Chiara ha sperimentato in prima persona che nell’abbracciarLo in ogni dolore fisico e spirituale, in ogni “disunità”, si fa un’esperienza sorprendente, di salvezza e risurrezione. È Gesù abbandonato-Risorto che ci dona lo Spirito Santo, il nostro porro unum. In Lui, dal quale zampilla lo Spirito, gli opposti si riconciliano. E sempre nel luglio 1949 scriverà: «Basta lo Spirito Santo (e la fedeltà a chi ha iniziato) per proseguire l’Opera».
Cosa significa per noi?
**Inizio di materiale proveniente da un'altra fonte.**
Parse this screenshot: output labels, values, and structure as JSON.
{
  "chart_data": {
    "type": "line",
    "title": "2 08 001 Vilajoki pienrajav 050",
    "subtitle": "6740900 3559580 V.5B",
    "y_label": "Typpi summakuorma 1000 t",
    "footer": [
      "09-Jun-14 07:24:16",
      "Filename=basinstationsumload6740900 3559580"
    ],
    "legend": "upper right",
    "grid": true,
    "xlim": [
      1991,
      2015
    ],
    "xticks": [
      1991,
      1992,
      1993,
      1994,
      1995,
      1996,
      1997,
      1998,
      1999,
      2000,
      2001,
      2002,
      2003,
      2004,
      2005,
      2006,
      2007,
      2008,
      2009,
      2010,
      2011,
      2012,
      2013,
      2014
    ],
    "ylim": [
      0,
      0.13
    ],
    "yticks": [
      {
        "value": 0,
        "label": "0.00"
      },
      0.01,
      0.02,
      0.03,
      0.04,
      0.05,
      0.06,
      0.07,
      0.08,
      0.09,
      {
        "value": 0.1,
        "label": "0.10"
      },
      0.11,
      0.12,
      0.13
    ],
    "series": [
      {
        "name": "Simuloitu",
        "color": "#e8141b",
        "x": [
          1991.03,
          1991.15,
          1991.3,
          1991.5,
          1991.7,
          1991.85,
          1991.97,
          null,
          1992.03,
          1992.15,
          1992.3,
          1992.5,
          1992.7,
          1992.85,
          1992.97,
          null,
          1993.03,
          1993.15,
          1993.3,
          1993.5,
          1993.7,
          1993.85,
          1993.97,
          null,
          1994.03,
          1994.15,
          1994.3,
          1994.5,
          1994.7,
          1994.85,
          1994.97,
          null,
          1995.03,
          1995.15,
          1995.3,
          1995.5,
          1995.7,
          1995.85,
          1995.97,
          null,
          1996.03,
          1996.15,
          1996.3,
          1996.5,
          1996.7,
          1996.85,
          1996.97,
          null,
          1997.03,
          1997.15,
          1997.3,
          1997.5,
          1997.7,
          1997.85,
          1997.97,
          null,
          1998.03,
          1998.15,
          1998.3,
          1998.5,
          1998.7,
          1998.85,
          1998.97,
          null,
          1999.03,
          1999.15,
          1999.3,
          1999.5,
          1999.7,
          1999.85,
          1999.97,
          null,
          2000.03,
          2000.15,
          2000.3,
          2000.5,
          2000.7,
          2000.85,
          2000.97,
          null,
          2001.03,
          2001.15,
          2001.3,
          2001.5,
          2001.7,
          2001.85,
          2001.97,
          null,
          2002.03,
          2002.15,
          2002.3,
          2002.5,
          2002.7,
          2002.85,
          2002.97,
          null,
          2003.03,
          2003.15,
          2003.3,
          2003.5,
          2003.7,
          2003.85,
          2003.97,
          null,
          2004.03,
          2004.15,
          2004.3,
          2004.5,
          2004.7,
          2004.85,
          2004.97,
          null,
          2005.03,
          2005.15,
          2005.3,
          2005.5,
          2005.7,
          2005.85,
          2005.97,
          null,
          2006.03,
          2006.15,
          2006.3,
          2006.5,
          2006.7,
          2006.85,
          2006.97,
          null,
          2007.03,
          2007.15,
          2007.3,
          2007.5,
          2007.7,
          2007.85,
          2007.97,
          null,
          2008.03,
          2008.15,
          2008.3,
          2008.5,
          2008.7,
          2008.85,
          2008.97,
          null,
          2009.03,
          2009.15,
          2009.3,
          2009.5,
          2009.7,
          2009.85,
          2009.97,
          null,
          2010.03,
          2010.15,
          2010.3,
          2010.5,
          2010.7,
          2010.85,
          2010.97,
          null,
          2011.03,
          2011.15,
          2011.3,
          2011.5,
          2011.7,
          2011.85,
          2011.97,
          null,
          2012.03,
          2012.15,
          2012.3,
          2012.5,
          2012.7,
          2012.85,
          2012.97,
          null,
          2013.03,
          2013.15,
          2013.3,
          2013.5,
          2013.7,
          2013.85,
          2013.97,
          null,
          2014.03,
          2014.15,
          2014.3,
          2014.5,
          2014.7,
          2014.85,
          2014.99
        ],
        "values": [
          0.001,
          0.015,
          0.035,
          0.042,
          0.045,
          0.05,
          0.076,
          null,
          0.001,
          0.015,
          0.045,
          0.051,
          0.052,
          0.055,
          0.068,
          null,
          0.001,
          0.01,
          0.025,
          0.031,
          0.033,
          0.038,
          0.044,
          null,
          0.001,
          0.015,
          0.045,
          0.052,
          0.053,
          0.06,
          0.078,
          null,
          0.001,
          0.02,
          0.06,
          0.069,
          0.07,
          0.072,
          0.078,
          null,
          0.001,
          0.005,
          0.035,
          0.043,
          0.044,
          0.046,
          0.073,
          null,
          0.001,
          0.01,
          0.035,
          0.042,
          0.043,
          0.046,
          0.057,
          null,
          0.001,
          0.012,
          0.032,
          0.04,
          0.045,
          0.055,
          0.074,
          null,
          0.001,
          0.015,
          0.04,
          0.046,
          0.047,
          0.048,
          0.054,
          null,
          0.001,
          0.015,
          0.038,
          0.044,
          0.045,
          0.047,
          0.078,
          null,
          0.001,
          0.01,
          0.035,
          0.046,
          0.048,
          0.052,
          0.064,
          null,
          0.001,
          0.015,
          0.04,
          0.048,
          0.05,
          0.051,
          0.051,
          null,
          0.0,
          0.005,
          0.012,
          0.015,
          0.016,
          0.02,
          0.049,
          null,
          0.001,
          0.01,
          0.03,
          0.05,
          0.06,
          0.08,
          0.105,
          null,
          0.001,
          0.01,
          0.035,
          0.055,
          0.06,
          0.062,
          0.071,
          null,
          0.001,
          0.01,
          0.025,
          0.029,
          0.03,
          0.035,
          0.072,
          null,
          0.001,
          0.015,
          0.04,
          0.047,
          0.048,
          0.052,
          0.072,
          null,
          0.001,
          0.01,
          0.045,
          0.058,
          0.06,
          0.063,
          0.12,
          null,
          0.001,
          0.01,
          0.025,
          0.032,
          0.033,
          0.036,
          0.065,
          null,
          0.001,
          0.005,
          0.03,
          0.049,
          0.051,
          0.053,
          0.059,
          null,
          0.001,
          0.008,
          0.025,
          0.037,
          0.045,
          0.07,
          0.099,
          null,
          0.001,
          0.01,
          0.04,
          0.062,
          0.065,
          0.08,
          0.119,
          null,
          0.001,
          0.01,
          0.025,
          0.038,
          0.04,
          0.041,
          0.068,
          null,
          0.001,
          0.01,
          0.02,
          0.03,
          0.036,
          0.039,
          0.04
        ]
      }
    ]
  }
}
Che siamo nel tempo e viviamo una realtà alla volta, a volte in polarizzazione con un’altra. Bisogna invece imparare a non privilegiare un termine, ma stare nell’equilibrio. Reinnamorarci di Gesù abbandonato che unisce i contrari. Questo richiede una kenosi [svuotamento] della mente che vorrebbe la sintesi, la “parola” unica, facile. E anche una kenosi del cuore che non s’impossessa spontaneamente di ciò che gli fa male. Questa kenosi, questa situazione scomoda che ci fa tenere presenti i due termini del binomio e dire “mio” ciò che mi fa male per amore dell’Abbandonato, è una grazia. Non abbiamo un’assicurazione sulla vita, dobbiamo camminare dietro a Cristo nell’attimo presente: questa “scomodità” ci permette di vivere di fede.
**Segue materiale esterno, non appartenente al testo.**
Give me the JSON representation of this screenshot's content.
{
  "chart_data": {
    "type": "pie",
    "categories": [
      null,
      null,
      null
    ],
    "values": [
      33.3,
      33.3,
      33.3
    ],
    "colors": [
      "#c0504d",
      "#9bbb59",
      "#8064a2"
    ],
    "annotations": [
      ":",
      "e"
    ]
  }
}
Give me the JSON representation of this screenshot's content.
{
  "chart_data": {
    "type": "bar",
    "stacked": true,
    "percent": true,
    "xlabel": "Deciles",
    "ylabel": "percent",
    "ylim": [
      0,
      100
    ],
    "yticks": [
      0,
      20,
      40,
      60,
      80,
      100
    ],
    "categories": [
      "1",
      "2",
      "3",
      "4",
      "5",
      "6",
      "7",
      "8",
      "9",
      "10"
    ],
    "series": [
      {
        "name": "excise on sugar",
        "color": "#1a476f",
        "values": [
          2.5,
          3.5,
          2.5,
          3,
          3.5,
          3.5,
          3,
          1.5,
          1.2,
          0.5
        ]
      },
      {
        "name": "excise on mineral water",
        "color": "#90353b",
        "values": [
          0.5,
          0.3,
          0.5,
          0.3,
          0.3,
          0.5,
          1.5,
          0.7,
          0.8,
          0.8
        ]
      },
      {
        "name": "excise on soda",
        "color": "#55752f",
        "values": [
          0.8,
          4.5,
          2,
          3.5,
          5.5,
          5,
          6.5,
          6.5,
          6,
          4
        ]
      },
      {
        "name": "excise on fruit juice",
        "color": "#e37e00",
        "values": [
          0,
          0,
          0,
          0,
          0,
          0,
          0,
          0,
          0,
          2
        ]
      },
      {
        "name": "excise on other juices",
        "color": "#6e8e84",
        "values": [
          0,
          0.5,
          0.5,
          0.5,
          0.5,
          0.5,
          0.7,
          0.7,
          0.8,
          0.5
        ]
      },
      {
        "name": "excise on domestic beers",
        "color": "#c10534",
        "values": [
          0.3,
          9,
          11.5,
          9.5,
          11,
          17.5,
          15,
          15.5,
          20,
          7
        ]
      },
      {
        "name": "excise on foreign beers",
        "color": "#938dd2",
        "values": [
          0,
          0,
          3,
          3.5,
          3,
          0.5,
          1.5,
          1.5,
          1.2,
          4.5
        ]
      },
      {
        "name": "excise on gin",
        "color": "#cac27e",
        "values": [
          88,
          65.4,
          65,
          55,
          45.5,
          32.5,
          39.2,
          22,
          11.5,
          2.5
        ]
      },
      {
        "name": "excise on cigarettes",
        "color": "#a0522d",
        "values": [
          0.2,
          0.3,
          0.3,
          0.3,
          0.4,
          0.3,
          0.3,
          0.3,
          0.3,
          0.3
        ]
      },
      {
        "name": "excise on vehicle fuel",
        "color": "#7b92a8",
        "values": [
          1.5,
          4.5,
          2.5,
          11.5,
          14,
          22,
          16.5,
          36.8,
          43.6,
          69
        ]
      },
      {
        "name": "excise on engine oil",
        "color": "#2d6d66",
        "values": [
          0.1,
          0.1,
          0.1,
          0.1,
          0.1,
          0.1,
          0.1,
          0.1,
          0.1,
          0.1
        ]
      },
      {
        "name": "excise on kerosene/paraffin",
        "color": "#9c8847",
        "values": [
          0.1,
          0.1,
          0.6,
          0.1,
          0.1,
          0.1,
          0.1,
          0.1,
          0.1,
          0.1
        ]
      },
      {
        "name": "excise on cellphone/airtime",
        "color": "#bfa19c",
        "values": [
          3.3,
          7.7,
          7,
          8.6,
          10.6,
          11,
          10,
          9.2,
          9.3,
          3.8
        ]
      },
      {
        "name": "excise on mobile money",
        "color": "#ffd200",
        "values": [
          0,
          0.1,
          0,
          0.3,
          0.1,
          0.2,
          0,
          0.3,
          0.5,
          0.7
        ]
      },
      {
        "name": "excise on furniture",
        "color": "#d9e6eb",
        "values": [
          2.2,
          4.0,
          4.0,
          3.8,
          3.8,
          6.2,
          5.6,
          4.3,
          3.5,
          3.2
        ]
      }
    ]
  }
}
Una sfida affascinante, questa scomodità permanente. Solo così siamo “credenti”, siamo “seguaci”, e portiamo la luce Sua e non la nostra. «Lascia a chi ti segue solo il Vangelo»: il Vangelo che Chiara ci ha lasciato è seguire Cristo, essere credenti, rivivere il suo mistero pasquale, vivere da risorti. In una parola il nostro carisma è: Gesù Cristo. «L’ideale è Gesù», diceva Chiara in uno splendido discorso inedito del 1957.
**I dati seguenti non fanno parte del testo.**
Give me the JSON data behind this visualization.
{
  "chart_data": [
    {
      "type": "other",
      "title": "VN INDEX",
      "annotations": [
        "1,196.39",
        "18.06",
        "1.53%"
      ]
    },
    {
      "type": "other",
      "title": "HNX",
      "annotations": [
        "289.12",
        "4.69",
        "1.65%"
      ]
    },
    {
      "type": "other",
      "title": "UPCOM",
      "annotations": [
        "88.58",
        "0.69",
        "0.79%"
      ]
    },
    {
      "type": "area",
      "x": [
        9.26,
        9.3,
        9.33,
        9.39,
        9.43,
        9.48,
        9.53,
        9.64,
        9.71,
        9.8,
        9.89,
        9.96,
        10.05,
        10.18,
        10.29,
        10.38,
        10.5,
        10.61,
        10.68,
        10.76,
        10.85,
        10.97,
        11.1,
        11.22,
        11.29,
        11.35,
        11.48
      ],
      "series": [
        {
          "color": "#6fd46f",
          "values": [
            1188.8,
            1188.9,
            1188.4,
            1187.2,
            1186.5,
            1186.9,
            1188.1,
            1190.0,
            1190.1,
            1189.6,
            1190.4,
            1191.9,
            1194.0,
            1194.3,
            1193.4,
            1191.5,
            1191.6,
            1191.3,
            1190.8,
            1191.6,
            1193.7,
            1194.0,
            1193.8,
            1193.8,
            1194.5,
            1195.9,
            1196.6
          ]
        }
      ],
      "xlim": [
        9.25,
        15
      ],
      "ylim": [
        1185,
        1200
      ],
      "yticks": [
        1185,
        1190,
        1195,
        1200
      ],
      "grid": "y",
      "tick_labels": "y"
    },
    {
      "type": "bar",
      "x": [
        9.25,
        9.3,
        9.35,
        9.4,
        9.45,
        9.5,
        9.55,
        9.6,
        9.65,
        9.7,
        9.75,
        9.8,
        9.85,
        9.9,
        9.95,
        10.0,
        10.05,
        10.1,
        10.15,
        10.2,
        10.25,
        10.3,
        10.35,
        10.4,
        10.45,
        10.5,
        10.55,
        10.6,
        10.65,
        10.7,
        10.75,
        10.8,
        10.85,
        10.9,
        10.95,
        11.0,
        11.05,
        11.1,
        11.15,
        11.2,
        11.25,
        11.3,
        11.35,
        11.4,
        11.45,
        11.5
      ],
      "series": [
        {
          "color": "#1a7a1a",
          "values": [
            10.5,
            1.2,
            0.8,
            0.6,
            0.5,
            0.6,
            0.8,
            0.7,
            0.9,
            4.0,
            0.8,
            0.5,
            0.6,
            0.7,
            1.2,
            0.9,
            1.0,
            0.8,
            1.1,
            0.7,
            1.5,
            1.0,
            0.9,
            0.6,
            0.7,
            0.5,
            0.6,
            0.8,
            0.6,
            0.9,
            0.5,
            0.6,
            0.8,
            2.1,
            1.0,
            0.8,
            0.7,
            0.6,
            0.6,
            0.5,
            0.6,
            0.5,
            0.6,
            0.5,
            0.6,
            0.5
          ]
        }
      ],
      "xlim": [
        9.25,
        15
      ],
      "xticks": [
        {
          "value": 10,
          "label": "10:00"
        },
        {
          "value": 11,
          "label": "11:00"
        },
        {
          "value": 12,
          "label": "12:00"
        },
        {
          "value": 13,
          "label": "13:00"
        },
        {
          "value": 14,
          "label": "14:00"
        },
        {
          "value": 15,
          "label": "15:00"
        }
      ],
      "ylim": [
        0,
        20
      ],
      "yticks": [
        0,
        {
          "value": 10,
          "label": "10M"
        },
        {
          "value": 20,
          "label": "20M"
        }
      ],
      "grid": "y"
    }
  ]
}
Per comprendere chi siamo, abbiamo la nostra storia, la Storia dell’Ideale, da rivivere attualizzandola. Ma abbiamo anche un’altra storia, dolorosa e gloriosa, quella dei 16 anni in cui la Chiesa ci ha studiato, raddrizzato, a volte rinnegato, 16 anni in cui siamo passati dagli Osanna ai Crucifige, vissuti da Chiara e dalle prime e dai primi con un amore folle per Gesù abbandonato! Questa storia fa parte del nostro DNA. Ci ha segnato e continua a segnarci. È la nostra storia gloriosa. Non ci lamentiamo, anzi godiamo di poterla rivivere oggi, in un contesto diverso, ma nella stessa fede per il Figlio di Dio che [ci] ha amato e ha dato se stesso per [noi] (cf. Ga 2, 20).